We should be grateful for small mercies. Rachel Reeves, at her second International Monetary Fund (IMF) gathering as Chancellor, did not come empty-handed.
It has been embarrassing that Britain, which has been a beacon of free trade and open markets, cravenly accepted that there was no point in antagonising an irascible White House by resisting Donald Trump’s tariff war on friends and foes.
Ironically, among the biggest victims of Trump’s actions has been Silicon Valley. Much of the innovation may come from the ‘Magnificent Seven’ tech firms but manufacturing skills left a long time ago.
Reeves’ mission here has been to reiterate the UK is still for free, open and fair trade. It is not directly hitting back at America with reciprocal levies as threatened by the EU, Canada, China and others.
Instead, it has listened to business, particularly the retailers, and seeks to strengthen barriers against dumping of goods at UK ports.
Cheap steel may be welcome, as the UK enhances its defence capabilities and builds – key Labour commitments. Allowing the remains of our steel industry to disappear and switching off blast furnaces before replacements are installed should never have been an option.

Challenges: Chancellor Rachel Reeves is at her second International Monetary Fund gathering in Washington ahead of trade talks
Blocking the free passage into the UK of parcels valued at under £135 may prove an organisational nightmare.
But the risks of China and other Asian countries diverting shipments previously destined for America to Britain is an obvious response.

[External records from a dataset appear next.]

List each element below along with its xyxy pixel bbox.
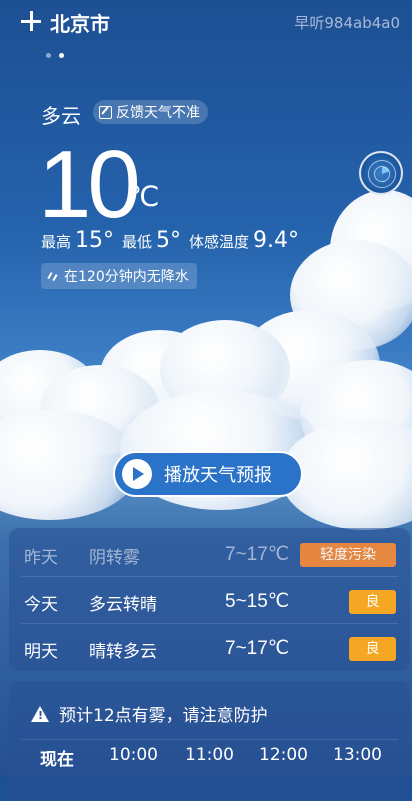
city-name[interactable]: 北京市 bbox=[50, 8, 110, 37]
play-forecast-label: 播放天气预报 bbox=[164, 465, 272, 486]
fog-alert[interactable]: 预计12点有雾，请注意防护 bbox=[31, 701, 268, 726]
high-low-feels: 最高 15° 最低 5° 体感温度 9.4° bbox=[41, 228, 307, 253]
current-condition: 多云 bbox=[41, 104, 81, 128]
play-icon bbox=[122, 459, 152, 489]
alert-text: 预计12点有雾，请注意防护 bbox=[59, 706, 268, 726]
high-value: 15° bbox=[75, 228, 115, 253]
forecast-row-today[interactable]: 今天 多云转晴 5~15℃ 良 bbox=[9, 577, 410, 624]
add-city-icon[interactable] bbox=[18, 8, 44, 34]
forecast-day: 今天 bbox=[24, 595, 58, 615]
feedback-button[interactable]: 反馈天气不准 bbox=[93, 100, 208, 124]
forecast-day: 明天 bbox=[24, 642, 58, 662]
warning-icon bbox=[31, 705, 49, 722]
aqi-badge: 轻度污染 bbox=[300, 543, 396, 567]
play-forecast-button[interactable]: 播放天气预报 bbox=[113, 451, 303, 497]
edit-icon bbox=[99, 105, 112, 119]
aqi-badge: 良 bbox=[349, 590, 396, 614]
rain-icon bbox=[47, 270, 59, 282]
forecast-range: 5~15℃ bbox=[225, 591, 290, 612]
current-temperature: 10 bbox=[38, 131, 141, 238]
forecast-range: 7~17℃ bbox=[225, 638, 290, 659]
forecast-condition: 多云转晴 bbox=[89, 595, 157, 615]
forecast-condition: 晴转多云 bbox=[89, 642, 157, 662]
forecast-row-tomorrow[interactable]: 明天 晴转多云 7~17℃ 良 bbox=[9, 624, 410, 671]
page-indicator bbox=[46, 43, 72, 62]
forecast-row-yesterday[interactable]: 昨天 阴转雾 7~17℃ 轻度污染 bbox=[9, 530, 410, 577]
feedback-label: 反馈天气不准 bbox=[116, 105, 200, 121]
aqi-badge: 良 bbox=[349, 637, 396, 661]
page-dot bbox=[46, 53, 51, 58]
top-bar: 北京市 早听984ab4a0 bbox=[0, 0, 412, 44]
hour-label: 13:00 bbox=[333, 745, 382, 765]
temperature-unit: ℃ bbox=[128, 180, 160, 213]
feels-value: 9.4° bbox=[253, 228, 300, 253]
hour-label: 现在 bbox=[40, 750, 74, 770]
hour-label: 11:00 bbox=[185, 745, 234, 765]
hourly-forecast-card: 预计12点有雾，请注意防护 现在 10:00 11:00 12:00 13:00 bbox=[9, 681, 410, 801]
divider bbox=[21, 739, 398, 740]
high-label: 最高 bbox=[41, 233, 72, 251]
watermark: 早听984ab4a0 bbox=[294, 14, 400, 32]
hour-label: 10:00 bbox=[109, 745, 158, 765]
low-label: 最低 bbox=[122, 233, 153, 251]
daily-forecast-card: 昨天 阴转雾 7~17℃ 轻度污染 今天 多云转晴 5~15℃ 良 明天 晴转多… bbox=[9, 528, 410, 671]
rain-notice-text: 在120分钟内无降水 bbox=[64, 269, 189, 285]
page-dot-active bbox=[59, 53, 64, 58]
forecast-range: 7~17℃ bbox=[225, 544, 290, 565]
forecast-condition: 阴转雾 bbox=[89, 548, 140, 568]
hour-label: 12:00 bbox=[259, 745, 308, 765]
radar-icon[interactable] bbox=[359, 151, 403, 195]
forecast-day: 昨天 bbox=[24, 548, 58, 568]
low-value: 5° bbox=[156, 228, 182, 253]
feels-label: 体感温度 bbox=[189, 233, 250, 251]
rain-notice[interactable]: 在120分钟内无降水 bbox=[41, 263, 197, 289]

The quality and monitoring of trade flows and data for kinks is also an important exercise if dumping is to be corrected. It is a curiosity that the US thinks it has a goods trade surplus with Britain when for years UK data has said otherwise.
Trade and tariffs overhang the whole global economic debate at present, raising the risk of global recession to 40 per cent, according to the latest IMF analysis, and lifting a sword of Damocles over financial stability and undermining budgetary restraint.
The Fund’s Fiscal Monitor report released yesterday is alarming. It projects that the scale of borrowing in 2025 will rise across the globe by 2.3 per cent of total output, twice the expansion last year.
Overall debt levels will balloon to 117 per cent of gross domestic product, which is the highest level since the Second World War.
Reeves may talk a good trade game but her budgetary problems loom large. The latest borrowing figures are a disaster.
Just a month after the Spring Statement, the deficit for the 2024-5 fiscal year came in at £152billion. That is £15billion more than projected.
The IMF warning that fiscal buffers need to be bigger could be directly aimed at the UK. When Reeves put in place her fiscal rules in October 2024, she left herself just £10billion of headroom.
This had vanished by the Spring Statement when it was restored partly by cutting welfare and disabled benefits.
But the peril will unavoidably come back to haunt the Chancellor. UK deficits, IMF data says, will head downward as a percentage of GDP.
Not fast enough to lower the national debt. It is set to rise to 105 per cent of national wealth next year and shows no signs of tapering down.
Reeves’ claims to have fixed the foundations are looking premature. Slower-than-expected growth (partly the result of daft tax decisions) emptied the buffers.
Trump’s tariffs and a loss of faith in Britain’s fiscal settlement are keeping bond rates elevated and lifting the cost of servicing the national debt.
All of this before the UK has to find fiscal room for its defence spending and mad dash for net zero. The upcoming public spending round in June will be painful, but is unlikely to move the dial.
The tariff and market shocks illustrate the foolishness of failing to listen to monitors, such as the Institute for Fiscal Studies, which cautioned from the outset that UK budget policy was defenceless in the face of global shocks.
Reeves could have a good IMF, especially if she receives a decent hearing from US Treasury Secretary Scott Bessent in a one-on-one meeting.
But the strain of keeping to fiscal rules is the dynamic which could eventually up-end her sojourn at Number 11.